Hinsichtlich der sozialen Netzwerke wie Facebook konstatieren die Freedom-House-Berichte, dass deren Betreiber eine Art „Paralleljustiz“ – euphemistisch „Gemeinschaftsstandards“ genannt – etabliert hätten und ebenfalls Meinungen zensierten oder unterdrückten, die ihnen aus irgendeinem Grunde suspekt erschienen. Das verleihe den Privatfirmen ähnliche große Macht wie staatlichen Akteuren, was zutiefst bedenklich und demokratiefeindlich sei. Selbiges gelte analog auch für private Datendienste wie Google, welche den Zugang zu Informationen im Internet über ihre Algorithmen zu kontrollieren und zu beeinflussen vermögen. 

Ein Fressen für die Geheimdienste

Dann wäre da noch die Mobiltelefon-Überwachung. Wie die Forscher herausgefunden haben, könnten die Warn-Apps theoretisch in mindestens 54 Staaten als Repressions- oder Bespitzelungsinstrument missbraucht werden. Und aus 30 davon kommen Meldungen, dass dies auch tatsächlich geschieht. Dabei arbeiten die staatlichen Institutionen Hand in Hand mit den privaten Mobilfunkbetreibern. 

Ein Beispiel hierfür ist Indien, wo die viele Millionen Mal und oft unter Zwang heruntergeladenen Apps „Aarogya Setu“, „Quarantine Watch“ und „Jio“ beflissen Standort- und Gesundheitsinformationen sammeln und an Regierungsserver weiterleiten. In Russland verknüpfen die Apps Kontaktverfolgungsdaten mit Anruflisten, was ein gefundenes Fressen für die Geheimdienste ist. Eine beträchtliche Verletzung der Privatsphäre stellt zudem die russische Praxis dar, in Quarantäne Befindliche zu regelmäßigen Selfies in ihren Wohnungen zu nötigen. Und in Südkorea greifen die Behörden unter dem Vorwand der Corona-Bekämpfung gleich noch die Kreditkartendaten der Bürger ab – und zwar ohne richterliche Anordnung.

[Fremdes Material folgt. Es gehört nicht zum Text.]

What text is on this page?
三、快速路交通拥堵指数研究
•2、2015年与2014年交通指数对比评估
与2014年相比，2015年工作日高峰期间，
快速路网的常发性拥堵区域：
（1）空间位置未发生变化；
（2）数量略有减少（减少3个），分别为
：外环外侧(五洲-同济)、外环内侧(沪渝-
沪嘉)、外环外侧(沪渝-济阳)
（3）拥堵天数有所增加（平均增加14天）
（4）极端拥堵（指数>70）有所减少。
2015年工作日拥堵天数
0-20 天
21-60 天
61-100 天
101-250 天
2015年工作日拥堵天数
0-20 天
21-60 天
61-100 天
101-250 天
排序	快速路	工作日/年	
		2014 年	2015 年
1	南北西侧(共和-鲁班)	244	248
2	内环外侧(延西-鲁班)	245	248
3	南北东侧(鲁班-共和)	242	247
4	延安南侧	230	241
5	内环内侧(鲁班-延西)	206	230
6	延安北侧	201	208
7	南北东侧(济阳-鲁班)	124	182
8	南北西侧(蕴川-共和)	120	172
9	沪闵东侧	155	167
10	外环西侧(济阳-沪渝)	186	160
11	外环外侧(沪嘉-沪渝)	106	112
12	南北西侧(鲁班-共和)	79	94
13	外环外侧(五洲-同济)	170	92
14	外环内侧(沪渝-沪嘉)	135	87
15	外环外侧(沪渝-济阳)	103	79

Patentrezepte gegen die aktuelle Überwachungs- und Datensammelwut seitens des zur Hygiene-Diktatur tendierenden Staates können weder Freedom House noch andere Mahner bieten. Vielmehr bleibt ihnen nur der Aufruf an jeden einzelnen Internet- und Mobiltelefon-Nutzer, seine persönlichen Daten und seine Privatsphäre so gut als möglich und bei restlos jeder sich bietenden Gelegenheit zu schützen. Auch wenn dies manchmal mit einem Verzicht auf manche scheinbare oder tatsächliche „Annehmlichkeit“ einhergehe.